En Suisse comme dans le monde, les événements se précipitent en raison de la crise du coronavirus. Dans notre pays aussi, des mesures sociales, économiques et politiques radicales sont adoptées progressivement, et elles auront un impact retentissant sur nos vies dans les semaines et mois à venir. Le secteur du tourisme est lui aussi confronté à des mesures et des pertes drastiques qui mettront en péril l’existence même de nombreux établissements. L’important est maintenant de lutter efficacement contre la crise pour maîtriser la pandémie dans les meilleurs délais et limiter les autres répercussions dramatiques. Dans cette situation exceptionnelle, protéger la population, assurer les soins et soutenir l’économie sont les priorités absolues. Dans ce contexte, la décision du Conseil fédéral de reporter le vote du 17 mai 2020 est compréhensible et logique. Les mesures de protection adoptées sont si drastiques pour la société, l’économie et la politique en Suisse qu’il est quasiment impossible de garantir un processus de formation de l’opinion efficace à l’heure actuelle.

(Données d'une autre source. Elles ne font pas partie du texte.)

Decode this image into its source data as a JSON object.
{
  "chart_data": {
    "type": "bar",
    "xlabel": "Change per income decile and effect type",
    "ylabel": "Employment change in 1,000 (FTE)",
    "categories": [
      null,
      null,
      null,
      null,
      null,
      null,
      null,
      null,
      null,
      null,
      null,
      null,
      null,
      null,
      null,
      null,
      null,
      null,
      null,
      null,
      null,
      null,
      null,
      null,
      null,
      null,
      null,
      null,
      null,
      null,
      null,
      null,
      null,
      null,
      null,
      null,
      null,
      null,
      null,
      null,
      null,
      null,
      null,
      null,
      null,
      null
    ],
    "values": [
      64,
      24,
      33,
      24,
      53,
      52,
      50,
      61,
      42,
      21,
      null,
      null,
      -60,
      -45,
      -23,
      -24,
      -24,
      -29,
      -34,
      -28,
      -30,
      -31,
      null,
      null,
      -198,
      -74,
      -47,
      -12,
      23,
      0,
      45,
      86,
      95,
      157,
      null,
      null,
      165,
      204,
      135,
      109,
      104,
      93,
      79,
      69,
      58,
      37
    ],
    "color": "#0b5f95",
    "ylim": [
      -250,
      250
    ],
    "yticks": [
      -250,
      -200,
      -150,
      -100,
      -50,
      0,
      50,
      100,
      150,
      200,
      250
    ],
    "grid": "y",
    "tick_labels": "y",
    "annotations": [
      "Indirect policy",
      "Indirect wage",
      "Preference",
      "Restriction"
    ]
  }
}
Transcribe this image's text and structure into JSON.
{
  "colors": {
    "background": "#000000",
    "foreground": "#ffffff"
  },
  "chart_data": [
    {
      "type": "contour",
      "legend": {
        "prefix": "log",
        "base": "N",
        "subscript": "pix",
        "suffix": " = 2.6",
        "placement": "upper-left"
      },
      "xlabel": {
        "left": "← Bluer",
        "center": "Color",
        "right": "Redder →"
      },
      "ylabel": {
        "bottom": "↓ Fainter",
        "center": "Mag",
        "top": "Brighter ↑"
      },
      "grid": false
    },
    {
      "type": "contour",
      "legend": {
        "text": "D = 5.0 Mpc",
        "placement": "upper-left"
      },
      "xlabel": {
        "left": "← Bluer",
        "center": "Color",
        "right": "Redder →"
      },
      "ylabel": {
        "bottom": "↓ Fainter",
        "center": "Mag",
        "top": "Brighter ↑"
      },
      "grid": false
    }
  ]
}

Un flou juridique prolongé n’est pas dans l’intérêt du tourisme
Cette décision n’en est pas moins lourde de conséquences pour le secteur du tourisme, le vote sur «l’initiative de résiliation», qui lui est préjudiciable, étant retardé. Le report de la décision est synonyme de flou juridique autour d’un enjeu essentiel. Tant que l’initiative populaire au titre trompeur «Pour une immigration modérée», qui est défavorable à l’économie, reste à l’ordre du jour, la poursuite de la voie bilatérale n’est pas assurée: mettre un terme à la libre circulation des personnes avec l’UE marquerait la fin de l’ensemble des sept Accords bilatéraux I.


La branche unie et fermement opposée à l’initiative de résiliation
La résiliation des Accords bilatéraux I serait fortement préjudiciable à l’ensemble de l’économie et plus encore au secteur du tourisme. C’est pourquoi les acteurs de la branche rejettent unanimement et résolument l’initiative visant à mettre fin à la libre circulation des personnes. Une détérioration des conditions-cadres économiques suite à l’adoption de celle-ci porterait un coup supplémentaire au secteur, déjà mal en point. Le report du vote sur cet enjeu clé de la politique européenne est donc regrettable. La branche ne manquera toutefois pas de s’engager contre cette initiative à une date ultérieure. D’un point de vue touristique, il est impératif que les Accords bilatéraux I soient maintenus pour garantir des conditions-cadres idéales, prévenir des pertes économiques et une augmentation des coûts d’acquisition, et lutter contre la pénurie de main-d’œuvre qualifiée.